Without question, the facts of Larkin are different from the facts in this case, but the court’s discussion of what a “custodial interrogation” means for purposes of Miranda warnings cites and is consistent with the Supreme Court’s reasoning in Perkins, 496 U.S. at 296-297.


     [12] We have broadened art. 12 protections where a defendant made incriminating statements to an undercover informant in his jail cell after his right to counsel under the Sixth Amendment to the United States Constitution had attached.  See Commonwealth v. Murphy, 448 Mass. 452, 453 (2007).  However, in the present case, the defendant’s Sixth Amendment right to counsel had not been triggered because at the time of his conversation with Almeida, he had not been indicted or charged in connection with the victim’s murder.

     [13] If we were to accept the defendant’s position, as a practical matter it would eliminate any conversation with a cooperating witness where a suspect is held in jail.

     [14] Furthermore, even if evidence pointing to the accused’s identity were to be required under this rule, the Commonwealth did provide some corroborating evidence potentially linking the defendant with the crime, including the baseball cap found at the crime scene that matched with the defendant’s deoxyribonucleic acid, and the shell casing from Payne’s car that matched the type of weapon used to shoot the victim.


[15] The table of contents in the defendant’s brief contains a heading that contends that the recording violated the defendant’s constitutional right to privacy, but the brief itself contains no argument on this point.  The defendant has waived the point.  See Mass. R. A. P. 16 (a) (4), as amended, 367 Mass. 921 (1975).  In any event, there is no merit to his claim.  Matter of a Grand Jury Subpoena, 454 Mass. 685, 688-693 (2009).

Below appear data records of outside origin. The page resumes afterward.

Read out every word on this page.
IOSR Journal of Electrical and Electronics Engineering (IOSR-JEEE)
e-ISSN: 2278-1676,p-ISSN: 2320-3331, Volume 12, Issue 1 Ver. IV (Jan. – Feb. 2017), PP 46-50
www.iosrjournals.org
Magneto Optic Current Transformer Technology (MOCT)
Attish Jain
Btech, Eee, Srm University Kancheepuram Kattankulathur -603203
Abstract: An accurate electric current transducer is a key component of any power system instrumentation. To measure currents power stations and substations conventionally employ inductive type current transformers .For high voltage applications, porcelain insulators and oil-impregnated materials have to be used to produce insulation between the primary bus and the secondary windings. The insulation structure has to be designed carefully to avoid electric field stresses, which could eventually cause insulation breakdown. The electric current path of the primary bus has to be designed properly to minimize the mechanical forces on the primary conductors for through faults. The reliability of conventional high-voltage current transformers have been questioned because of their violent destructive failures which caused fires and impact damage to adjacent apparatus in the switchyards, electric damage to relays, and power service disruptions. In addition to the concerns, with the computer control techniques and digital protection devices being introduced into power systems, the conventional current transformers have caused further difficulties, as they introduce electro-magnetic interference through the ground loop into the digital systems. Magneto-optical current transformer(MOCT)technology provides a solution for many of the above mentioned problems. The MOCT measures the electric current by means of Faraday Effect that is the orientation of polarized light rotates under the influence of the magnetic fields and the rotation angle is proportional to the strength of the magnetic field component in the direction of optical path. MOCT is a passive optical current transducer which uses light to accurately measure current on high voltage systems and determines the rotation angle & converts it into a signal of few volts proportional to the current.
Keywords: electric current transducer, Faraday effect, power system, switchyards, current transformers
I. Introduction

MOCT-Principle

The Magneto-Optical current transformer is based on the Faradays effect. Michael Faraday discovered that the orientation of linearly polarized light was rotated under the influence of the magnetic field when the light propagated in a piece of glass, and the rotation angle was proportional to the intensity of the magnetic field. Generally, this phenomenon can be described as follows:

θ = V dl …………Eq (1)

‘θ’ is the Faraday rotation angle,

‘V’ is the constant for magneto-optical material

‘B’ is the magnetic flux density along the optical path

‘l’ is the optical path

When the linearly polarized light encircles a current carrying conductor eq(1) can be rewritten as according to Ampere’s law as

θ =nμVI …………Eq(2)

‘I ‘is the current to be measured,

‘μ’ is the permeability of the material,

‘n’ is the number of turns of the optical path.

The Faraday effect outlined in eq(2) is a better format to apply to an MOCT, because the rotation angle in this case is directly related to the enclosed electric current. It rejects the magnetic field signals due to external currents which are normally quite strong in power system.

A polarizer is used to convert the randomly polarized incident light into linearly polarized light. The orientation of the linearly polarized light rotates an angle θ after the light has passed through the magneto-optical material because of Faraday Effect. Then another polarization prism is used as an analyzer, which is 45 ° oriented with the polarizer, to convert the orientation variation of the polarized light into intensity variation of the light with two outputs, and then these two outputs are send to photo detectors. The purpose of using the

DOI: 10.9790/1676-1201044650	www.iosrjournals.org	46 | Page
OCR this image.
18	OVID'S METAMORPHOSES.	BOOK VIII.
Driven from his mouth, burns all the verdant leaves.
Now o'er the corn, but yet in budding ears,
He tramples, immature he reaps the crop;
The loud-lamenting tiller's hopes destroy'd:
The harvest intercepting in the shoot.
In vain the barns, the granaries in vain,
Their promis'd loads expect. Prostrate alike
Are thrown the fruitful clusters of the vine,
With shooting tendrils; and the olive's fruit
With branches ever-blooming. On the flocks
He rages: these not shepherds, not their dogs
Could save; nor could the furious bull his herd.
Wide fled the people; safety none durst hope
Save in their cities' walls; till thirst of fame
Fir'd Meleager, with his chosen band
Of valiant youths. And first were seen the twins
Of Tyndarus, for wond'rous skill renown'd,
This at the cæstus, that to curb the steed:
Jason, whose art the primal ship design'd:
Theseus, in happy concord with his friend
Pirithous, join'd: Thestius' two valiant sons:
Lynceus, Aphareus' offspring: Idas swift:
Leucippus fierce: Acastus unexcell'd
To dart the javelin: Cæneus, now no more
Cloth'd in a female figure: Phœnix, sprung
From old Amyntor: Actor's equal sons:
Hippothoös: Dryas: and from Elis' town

[16] At the hearing on the defendant’s motion to suppress evidence of the recorded telephone call, the judge offered a continuance to the defendant in order to provide more time to prepare, but the defendant did not accept the offer.


[17] The defendant makes no claim of prejudice on a substantive level — e.g., a claim that if the Commonwealth had filed a motion under Mass. R. Crim. P. 17 (a) (2) seeking judicial approval to summons the recording of the telephone call, a judge might well have denied the motion on the ground that the materials sought were not “evidentiary and relevant.”  See Commonwealth. v. Lampron, 441 Mass. 265, 269-270 (2004) (citation omitted).  We have considered the issue, however, pursuant to G. L. c. 278, § 33E.  The subpoena itself is not included in the record before us, but it appears from other record materials that the November, 2004, recordings were sought because the Commonwealth had information that these recorded conversations would include information relating to the 2004 Lopes murder and may pertain to the issue of motive in connection with the victim’s murder in 2005.  In these circumstances, the recordings would appear to be both evidentiary and relevant, and a motion for approval of a summons or subpoena for those records was highly likely to have been allowed.

     [18] To be fair, even prompt legislative action to address this issue after the issuance of the opinion and concurrence in Commonwealth v. Tavares, 459 Mass. 289 (2011), would not have prevented the reversal of the convictions in this case, because the one-party consent recording took place in 2009.